Salt can be good, and it can also be bad. Sprinkled on food, it makes things tastier, but it may also raise your blood pressure. Spread on winter roads, it can make driving safer, but the melting runoff contaminates nearby lakes and ponds.
In a study that gathered data from hundreds of lakes in the Northeast and the Midwest, a Dartmouth researcher and colleagues have found dramatic evidence of highway salt’s impact.
PhD student Flora Krivak-Tetley is co-author of a paper published recently in the Proceedings of the National Academy of the Sciences that documents the impact of road salt—predominantly sodium chloride—on Northeastern and Midwestern lakes. Of the 371 lakes analyzed, “44 percent were found to have undergone long-term salinization,” the authors write.
Krivak-Tetley says the increasing concentration of salt in lakes and ponds is generally acknowledged as a growing problem. However, she says, “this is the first paper to say so and back it up with long-term data.”
Mirror Lake in New Hampshire’s Hubbard Brook watershed was an early highway casualty. In the mid-1970s, when Interstate 93 was constructed nearby, salty runoff began to flow into the lake. By ’97, scientists determined that the lake’s chloride concentration had tripled.
“This was a perfect example of how drastic it can be when there is a sudden change,” says Krivak-Tetley “It was this really undeveloped area, and then I-93 came in.”
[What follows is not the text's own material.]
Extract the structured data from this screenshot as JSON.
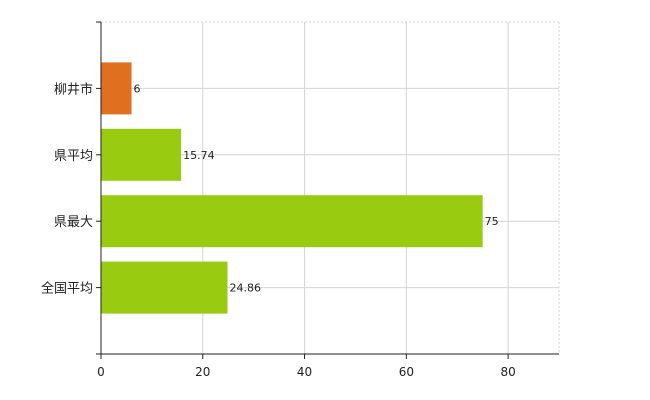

The report also emphasized the critical role pavement is playing. In places with a snowy winter and heavy use of road salt, there is a direct connection between the amount of development around the lake and the lake’s increasing salt concentration over time.
Rather than being absorbed into the ground, the salty runoff drains across the paved surfaces and into neighboring water bodies. Lakes with surrounding land cover that was more than 1 percent paved were found to show increasing levels of chloride content.
The study evaluated lakes of at least 10 acres within the North American Lakes Region (NALR), an area comprising Connecticut, Maine, Massachusetts, Michigan, Minnesota, New Hampshire, New York, Ontario, Rhode Island, Vermont, and Wisconsin. The team gathered, scrutinized, and presented long-term data collected over a 10-year period by groups such as the U.S. Geological Survey and the U.S. Environmental Protection Agency.
The scientists estimated that 7,700 in this region could be facing elevated chloride. However, they suggest that this “is likely an underestimate, as it does not consider regions of heavy road salt application where no long-term lake data were available, such as Québec or the Maritime provinces of Canada.”
“There are a lot of places where salt use could be reduced if people are aware it’s a good thing to do,” says Krivak-Tetley. “They already do that in the Mascoma watershed locally where there are ‘no-salt’ zones.”
She says that once the salting is stopped, it will begin to flush through the system. “Most lakes have water flow in and water flow out so, if you just stop using salt, it will wash out over the course of some years with a decrease in the concentration in the lake water.”
“Clearly, keeping lakes fresh is critically important for protecting the ecosystem services freshwater lakes provide, such as drinking water, fisheries, tourism, recreation, irrigation, and aquatic habitat,” the paper concludes.